Energy management aspects of battery storage systems
Dieter König from the Technical University of Dortmund informed about the research project Die Stadt als Speicher (The city as a storage system). Until 2017, scientists from research institutes, energy utilities, and the industry will analyse the increasing divergence of rural areas, with decentralised energy generation, such as wind and solar, and urban areas with a high energy consumption and relatively low production. “The money that cities can put to work for the integration of renewable energy is the already existing thermal storage capacity for cogeneration and the increasingly flexible consumers,” said Mr König. The researchers’ approach: to use the combined flexibility of urban areas as a virtual storage system. To this end, they are examining the potential under real conditions, and they are evaluating different operating and communication strategies. In addition, the researchers are developing appropriate strategies to avoid additional grid loads with virtual energy storage systems, and business models for operation itself.
From the technical session to the thermal storage system
Dr Stefan Henninger reported on progress made in the HyAktiv project. Researchers at the Fraunhofer Institute for Solar Energy Systems ISE are developing an open sorption thermal storage system based on activated carbon and water. For the researcher from Freiburg, a major advantage over the well-known zeolite/water systems is the relatively low charging temperature: “An activated carbon storage system should do fine at a charging temperature of 120 °C, while zeolite storage systems usually require over 160 °C,” said Dr Stefan Henninger. Therefore, zeolites cannot be used in many solar thermal applications or local heating systems. Activated carbon is also inexpensive, and it has a favourable CO2 balance when produced using renewable raw materials. The material properties are easy to control via the manufacturing process. The disadvantage is the lower enthalpy, leading to a lower storage density. As a conservative estimate, Dr Stefan Henninger expects that storage densities of roughly 120 kWh/m3 can be reached.
Based on economic and energy-related considerations, Dr Stefan Henninger does not see the area of application in seasonal storage systems, but rather in monthly or weekly storage systems and in so-called peak-shifting - for example, in combination with CHP plants or local heating networks.
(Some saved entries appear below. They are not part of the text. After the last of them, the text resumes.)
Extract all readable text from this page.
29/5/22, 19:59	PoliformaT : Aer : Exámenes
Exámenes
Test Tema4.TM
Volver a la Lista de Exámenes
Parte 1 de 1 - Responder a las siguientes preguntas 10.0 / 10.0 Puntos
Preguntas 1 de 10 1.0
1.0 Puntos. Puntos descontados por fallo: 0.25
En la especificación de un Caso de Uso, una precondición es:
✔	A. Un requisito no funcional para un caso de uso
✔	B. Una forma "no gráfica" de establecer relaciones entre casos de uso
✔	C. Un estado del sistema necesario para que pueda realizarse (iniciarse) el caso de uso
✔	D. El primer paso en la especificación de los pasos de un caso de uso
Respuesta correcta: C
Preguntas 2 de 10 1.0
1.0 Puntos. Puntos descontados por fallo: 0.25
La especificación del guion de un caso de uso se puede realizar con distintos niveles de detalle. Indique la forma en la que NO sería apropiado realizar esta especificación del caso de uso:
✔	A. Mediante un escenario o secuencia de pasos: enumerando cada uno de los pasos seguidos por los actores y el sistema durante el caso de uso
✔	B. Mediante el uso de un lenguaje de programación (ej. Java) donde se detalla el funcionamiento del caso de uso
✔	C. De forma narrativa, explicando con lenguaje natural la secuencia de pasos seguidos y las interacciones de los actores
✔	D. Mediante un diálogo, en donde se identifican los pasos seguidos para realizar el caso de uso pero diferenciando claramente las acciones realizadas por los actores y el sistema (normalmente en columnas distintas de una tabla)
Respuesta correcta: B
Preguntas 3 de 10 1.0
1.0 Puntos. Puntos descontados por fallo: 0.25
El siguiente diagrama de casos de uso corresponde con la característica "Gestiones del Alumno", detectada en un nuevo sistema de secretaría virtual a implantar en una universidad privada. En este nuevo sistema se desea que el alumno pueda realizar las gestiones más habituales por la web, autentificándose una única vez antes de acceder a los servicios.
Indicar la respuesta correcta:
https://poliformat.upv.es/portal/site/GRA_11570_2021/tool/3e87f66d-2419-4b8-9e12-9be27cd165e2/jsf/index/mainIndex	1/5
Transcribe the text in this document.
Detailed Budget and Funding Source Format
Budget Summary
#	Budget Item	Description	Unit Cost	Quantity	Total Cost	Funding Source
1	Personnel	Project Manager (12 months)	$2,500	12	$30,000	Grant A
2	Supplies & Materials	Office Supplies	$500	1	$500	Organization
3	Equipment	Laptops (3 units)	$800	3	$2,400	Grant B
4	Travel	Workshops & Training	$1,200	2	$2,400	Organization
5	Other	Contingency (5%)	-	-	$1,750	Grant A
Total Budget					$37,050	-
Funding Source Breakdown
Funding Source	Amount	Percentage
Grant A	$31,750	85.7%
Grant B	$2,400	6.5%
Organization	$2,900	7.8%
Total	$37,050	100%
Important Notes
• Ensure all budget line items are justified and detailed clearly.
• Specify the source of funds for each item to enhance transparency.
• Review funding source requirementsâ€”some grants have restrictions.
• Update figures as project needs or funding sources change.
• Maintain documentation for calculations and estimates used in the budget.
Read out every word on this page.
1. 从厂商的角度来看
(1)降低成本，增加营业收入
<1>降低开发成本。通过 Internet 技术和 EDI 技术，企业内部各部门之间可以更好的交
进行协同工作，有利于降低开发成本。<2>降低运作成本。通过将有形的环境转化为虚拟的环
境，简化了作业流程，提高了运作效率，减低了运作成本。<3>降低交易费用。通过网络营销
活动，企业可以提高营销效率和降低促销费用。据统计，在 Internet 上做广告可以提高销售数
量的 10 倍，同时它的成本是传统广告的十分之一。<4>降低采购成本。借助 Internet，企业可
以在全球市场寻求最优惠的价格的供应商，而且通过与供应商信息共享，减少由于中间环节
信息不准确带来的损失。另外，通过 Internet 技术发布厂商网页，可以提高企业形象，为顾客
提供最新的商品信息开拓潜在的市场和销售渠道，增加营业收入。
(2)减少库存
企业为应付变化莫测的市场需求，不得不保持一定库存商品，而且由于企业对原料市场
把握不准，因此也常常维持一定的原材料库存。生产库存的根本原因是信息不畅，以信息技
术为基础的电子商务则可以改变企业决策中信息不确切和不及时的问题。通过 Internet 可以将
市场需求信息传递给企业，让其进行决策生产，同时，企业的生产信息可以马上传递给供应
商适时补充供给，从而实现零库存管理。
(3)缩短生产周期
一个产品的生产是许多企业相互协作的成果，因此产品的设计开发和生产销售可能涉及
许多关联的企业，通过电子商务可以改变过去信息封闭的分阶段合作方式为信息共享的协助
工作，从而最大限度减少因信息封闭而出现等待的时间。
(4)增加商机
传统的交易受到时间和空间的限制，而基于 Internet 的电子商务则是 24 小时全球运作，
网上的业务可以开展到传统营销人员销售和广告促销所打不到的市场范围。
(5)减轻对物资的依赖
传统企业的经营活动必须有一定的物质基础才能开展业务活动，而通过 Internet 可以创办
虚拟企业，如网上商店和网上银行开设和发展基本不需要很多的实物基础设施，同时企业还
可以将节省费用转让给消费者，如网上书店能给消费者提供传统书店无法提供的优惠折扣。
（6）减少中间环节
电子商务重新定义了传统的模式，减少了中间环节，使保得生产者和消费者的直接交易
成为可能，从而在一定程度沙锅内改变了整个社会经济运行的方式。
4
When the project started, there were critical voices asking whether or not the hydrophobic raw material could even be hydrophilised to a sufficient extent. It was also unclear if it would adequately withstand many cycles. Both issues have never been properly studied. During the project, the researchers produced evidence that the material indeed reaches the necessary adsorption capacity, and that this capacity declined by less than 10 percent after 50 cycles.
Demonstration of the storage system to start in 2016
Currently, the HyAktiv researchers are shaping the system. The activated carbon based on coconut is extruded into a honeycomb-like body using binders and additives. This allows for a high storage density combined with good throughflow properties. At the end of the project in 2016, the researchers aim to demonstrate the functionality of a storage system on a laboratory scale.